My experience with thermometers: I used to swear by my Exergen temporal thermometer, until my daughter put her finger on the heat-sensing part and it was never accurate again. I learned that it was important to swipe it exactly the same way, every time, and we practiced a lot when everyone was healthy (ie, at a normal, predictable temperature).

I've also purchased a number of ear thermometers over the years, and I DO NOT TRUST them. I think that it involves a perfect positioning, and I just don't have the training to do that.

Our current solution: a cheap-o digital oral thermometer, tucked into my daughter's armpit. The readings are consistent, the process isn't ridiculous, unlike the perfect positioning of an oral thermometer or the inconvenience of rectal temp readings.

Good luck!
April 5, 2009 | Unregistered CommenterLaura
Stay away from the ear ones, period. Notoriously inaccurate. Most doctors have told me that. I sometimes do armpit, but and then add a degree or so. We can usually do an oral temp now with my son (age 6).
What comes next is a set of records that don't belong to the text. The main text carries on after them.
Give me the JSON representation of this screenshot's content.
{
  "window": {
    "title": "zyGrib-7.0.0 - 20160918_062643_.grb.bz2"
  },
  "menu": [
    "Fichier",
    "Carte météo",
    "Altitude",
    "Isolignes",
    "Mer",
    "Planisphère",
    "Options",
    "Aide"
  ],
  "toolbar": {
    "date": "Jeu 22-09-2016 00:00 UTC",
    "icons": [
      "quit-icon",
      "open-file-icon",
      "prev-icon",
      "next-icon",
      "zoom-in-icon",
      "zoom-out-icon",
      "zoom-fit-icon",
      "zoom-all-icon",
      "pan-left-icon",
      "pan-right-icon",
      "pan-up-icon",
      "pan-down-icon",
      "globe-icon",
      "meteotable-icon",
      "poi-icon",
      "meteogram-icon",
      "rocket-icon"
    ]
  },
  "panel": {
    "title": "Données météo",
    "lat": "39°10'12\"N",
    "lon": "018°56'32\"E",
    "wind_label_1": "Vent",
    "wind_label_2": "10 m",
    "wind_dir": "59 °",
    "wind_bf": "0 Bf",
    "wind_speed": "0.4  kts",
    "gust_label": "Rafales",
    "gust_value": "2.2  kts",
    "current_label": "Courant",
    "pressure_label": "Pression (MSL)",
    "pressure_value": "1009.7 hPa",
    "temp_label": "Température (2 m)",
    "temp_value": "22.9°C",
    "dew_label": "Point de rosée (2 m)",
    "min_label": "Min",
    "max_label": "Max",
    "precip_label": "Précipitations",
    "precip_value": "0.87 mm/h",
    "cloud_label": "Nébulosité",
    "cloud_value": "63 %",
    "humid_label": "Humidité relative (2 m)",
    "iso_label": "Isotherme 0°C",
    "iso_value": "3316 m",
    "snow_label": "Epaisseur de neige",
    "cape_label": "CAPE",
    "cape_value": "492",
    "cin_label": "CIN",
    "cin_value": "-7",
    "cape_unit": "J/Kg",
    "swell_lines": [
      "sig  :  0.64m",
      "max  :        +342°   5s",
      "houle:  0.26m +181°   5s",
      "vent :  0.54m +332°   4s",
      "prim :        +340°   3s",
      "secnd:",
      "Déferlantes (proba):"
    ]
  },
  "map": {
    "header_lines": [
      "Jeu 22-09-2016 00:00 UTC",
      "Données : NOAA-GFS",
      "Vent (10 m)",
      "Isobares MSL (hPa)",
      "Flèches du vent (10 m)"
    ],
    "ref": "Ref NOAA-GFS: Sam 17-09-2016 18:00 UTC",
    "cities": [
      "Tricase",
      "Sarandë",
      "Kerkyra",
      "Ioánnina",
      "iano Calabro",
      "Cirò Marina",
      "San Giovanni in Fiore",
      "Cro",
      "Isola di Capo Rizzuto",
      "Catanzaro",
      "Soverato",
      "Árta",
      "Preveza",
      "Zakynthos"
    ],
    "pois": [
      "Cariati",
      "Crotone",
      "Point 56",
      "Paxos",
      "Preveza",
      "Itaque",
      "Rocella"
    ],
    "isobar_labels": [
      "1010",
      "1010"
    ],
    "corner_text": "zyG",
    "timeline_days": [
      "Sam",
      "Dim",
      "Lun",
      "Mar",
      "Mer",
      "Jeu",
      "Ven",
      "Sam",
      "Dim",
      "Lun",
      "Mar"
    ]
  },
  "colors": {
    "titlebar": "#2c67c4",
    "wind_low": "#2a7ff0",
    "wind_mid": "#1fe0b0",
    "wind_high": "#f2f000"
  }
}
To tell the truth, I usually just kiss their forehead - have become pretty good at telling whether or not it's a fever. As you said, the number doesn't matter as much as how they're behaving/feeling.

Hope he's on the upswing!
April 5, 2009 | Unregistered Commenterkhr
I get the feeling that all thermometers are moody sum'bitches, but I like the one that gives you red/yellow/green for the range the kids' temp is in. Makes me feel like I also have permission from the thermometer to turn right on red in addition to guidelines for when to freak out.
April 5, 2009 | Unregistered CommenterAimee Greeblemonkey
Sorry about the fever. Same issues around here with the thermometers, though the forhead-scanner type has been my favorite.But I'm really leaving this comment to tell you that I just read your post about the mole and I laughed so hard I cried and had snot running down my face. And then I tried to read it aloud to my husband and I was laughing so hard I couldn't even read more than a sentence at a time. He was quite amused by me (and your story.) You are so freaking funny!!! :-)Love your stuff!
April 5, 2009 | Unregistered CommenterSusan
I've had the same Braun ThermoScan ear thermometer for 10 years and it's always worked fine. However, daughter isn't prone to high fevers -- I can't think of a time when she's cracked 104 -- so I'm not too concerned about being a degree or two off. Plus, like a lot of the people who already responded, I can tell how sick she is from the way she's acting; when she had strep throat last December, her fever was barely 101, but she was so limp and miserable that I knew we'd be heading for the doctor sooner rather than later.